Timing of photoperiodic competency causes phenological mismatch in balsam poplar (Populus balsamifera L.).

Soolanayakanahally, R.Y., Guy, R.D., Silim, S.N., and Song, M. (2013). "Timing of photoperiodic competency causes phenological mismatch in balsam poplar (Populus balsamifera L.).", Plant, Cell & Environment, 36(1), pp. 116-127. doi : 10.1111/j.1365-3040.2012.02560.x  Access to full text

Abstract

Plant phenology is expected to be sensitive to climate warming. In boreal trees, spring flush is primarily temperature-driven, whereas height growth cessation and autumn leaf senescence are predominantly controlled by photoperiod. Cuttings of 525 genotypes from the full range of balsam poplar were planted into two common gardens (Vancouver and Indian Head, Canada) at similar latitudes, but with differing winter temperatures and growing seasons. There was clinal variation in spring and, particularly, summer and fall phenology. Bud flush and, despite milder climate, bud set and leaf drop were earlier at Vancouver than at Indian Head by 44, 28 and 7 days, respectively. Although newly flushed growth is insensitive to photoperiod, many genotypes at both sites became competent before the summer solstice.

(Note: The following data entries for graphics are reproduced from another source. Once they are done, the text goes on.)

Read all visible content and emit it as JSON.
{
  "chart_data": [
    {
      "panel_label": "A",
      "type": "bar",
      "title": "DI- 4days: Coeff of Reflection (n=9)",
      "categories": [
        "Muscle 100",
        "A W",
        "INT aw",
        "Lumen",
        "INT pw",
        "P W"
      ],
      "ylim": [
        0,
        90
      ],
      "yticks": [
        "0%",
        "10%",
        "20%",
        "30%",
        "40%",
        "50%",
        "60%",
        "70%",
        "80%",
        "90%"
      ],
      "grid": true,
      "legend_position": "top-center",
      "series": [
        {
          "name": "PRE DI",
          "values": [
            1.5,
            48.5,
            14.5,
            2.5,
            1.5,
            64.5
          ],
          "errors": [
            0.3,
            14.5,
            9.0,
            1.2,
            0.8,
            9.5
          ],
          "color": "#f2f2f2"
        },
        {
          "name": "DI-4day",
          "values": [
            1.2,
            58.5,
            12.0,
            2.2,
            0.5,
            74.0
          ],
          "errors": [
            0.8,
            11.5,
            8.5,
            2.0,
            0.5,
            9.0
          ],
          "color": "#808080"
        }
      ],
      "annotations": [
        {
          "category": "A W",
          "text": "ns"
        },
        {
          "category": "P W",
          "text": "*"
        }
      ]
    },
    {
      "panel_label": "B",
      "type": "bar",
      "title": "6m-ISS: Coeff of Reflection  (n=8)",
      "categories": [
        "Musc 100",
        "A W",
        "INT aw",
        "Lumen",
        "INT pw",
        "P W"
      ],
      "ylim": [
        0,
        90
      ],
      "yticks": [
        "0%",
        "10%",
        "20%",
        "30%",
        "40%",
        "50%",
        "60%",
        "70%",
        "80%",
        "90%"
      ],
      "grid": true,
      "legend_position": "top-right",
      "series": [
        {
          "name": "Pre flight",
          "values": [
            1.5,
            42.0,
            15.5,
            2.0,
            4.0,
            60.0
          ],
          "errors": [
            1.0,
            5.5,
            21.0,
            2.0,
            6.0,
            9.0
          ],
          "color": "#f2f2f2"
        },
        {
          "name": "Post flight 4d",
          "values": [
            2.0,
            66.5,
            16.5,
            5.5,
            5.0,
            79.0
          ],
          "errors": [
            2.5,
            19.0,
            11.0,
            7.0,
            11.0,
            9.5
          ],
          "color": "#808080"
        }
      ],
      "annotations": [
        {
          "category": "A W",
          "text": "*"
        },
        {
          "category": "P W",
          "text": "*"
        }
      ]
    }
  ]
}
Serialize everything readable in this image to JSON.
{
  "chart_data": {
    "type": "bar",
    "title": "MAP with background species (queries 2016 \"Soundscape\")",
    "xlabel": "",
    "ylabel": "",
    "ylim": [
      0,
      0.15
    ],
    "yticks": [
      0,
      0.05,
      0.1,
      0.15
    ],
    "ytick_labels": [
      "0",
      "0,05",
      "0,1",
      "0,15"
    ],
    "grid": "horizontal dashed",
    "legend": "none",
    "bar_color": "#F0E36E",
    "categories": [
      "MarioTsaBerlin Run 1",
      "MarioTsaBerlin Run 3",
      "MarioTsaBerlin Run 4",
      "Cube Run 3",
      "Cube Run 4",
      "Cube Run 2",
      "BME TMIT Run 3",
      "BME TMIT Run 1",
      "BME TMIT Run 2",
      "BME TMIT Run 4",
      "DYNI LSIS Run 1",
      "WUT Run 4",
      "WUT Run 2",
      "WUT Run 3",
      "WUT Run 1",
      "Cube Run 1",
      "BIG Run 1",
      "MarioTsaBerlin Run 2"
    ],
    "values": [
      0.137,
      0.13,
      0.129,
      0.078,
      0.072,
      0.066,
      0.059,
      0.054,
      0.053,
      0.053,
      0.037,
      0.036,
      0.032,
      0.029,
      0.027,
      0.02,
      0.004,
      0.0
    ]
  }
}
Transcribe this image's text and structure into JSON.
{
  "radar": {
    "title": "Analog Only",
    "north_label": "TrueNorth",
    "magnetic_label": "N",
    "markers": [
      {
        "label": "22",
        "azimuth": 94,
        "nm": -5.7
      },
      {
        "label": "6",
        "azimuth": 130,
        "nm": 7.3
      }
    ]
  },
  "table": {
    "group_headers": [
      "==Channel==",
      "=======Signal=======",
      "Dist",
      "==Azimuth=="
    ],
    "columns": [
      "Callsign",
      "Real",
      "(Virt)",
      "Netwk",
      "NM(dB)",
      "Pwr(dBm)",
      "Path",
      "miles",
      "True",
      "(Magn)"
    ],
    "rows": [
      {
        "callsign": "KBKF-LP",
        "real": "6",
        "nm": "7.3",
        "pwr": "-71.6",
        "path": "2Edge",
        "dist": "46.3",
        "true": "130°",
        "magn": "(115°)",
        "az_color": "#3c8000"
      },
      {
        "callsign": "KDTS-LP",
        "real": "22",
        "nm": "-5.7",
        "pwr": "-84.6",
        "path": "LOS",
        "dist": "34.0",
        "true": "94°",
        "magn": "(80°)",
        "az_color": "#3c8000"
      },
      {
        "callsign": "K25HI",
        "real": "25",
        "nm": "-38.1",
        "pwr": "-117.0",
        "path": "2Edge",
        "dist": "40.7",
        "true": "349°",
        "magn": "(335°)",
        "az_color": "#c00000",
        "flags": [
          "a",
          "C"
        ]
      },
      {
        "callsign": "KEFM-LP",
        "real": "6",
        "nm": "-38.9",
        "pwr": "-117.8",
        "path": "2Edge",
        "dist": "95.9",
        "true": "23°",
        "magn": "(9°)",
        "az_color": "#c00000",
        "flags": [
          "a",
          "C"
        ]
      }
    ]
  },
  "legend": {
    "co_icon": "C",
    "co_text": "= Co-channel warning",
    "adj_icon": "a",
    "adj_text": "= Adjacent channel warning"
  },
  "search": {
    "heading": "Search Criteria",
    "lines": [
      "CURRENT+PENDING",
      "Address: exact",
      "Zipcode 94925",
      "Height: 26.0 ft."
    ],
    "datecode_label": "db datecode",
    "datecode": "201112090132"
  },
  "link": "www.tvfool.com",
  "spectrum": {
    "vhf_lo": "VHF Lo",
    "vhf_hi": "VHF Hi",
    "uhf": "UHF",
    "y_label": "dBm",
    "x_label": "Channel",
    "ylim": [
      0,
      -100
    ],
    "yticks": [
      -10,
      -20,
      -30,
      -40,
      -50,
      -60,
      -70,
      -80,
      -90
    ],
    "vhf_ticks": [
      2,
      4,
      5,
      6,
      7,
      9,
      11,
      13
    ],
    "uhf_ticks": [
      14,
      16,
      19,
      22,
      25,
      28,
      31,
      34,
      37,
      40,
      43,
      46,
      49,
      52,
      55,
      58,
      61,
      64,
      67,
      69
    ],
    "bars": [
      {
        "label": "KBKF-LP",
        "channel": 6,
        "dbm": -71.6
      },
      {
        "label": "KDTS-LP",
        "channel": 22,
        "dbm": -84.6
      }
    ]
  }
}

At Vancouver, high latitude genotypes set dormant terminal buds in mid-spring. Most other genotypes grew until mid-summer or set bud temporarily and then experienced a second flush. In both gardens and in a growth chamber experiment, earlier bud set was associated with reduced height growth and higher root-shoot ratios. Shoots attained competency ~5 weeks after flushing, which would normally prevent dormancy induction before the solstice, but may be insufficient if spring advances by more than a few weeks.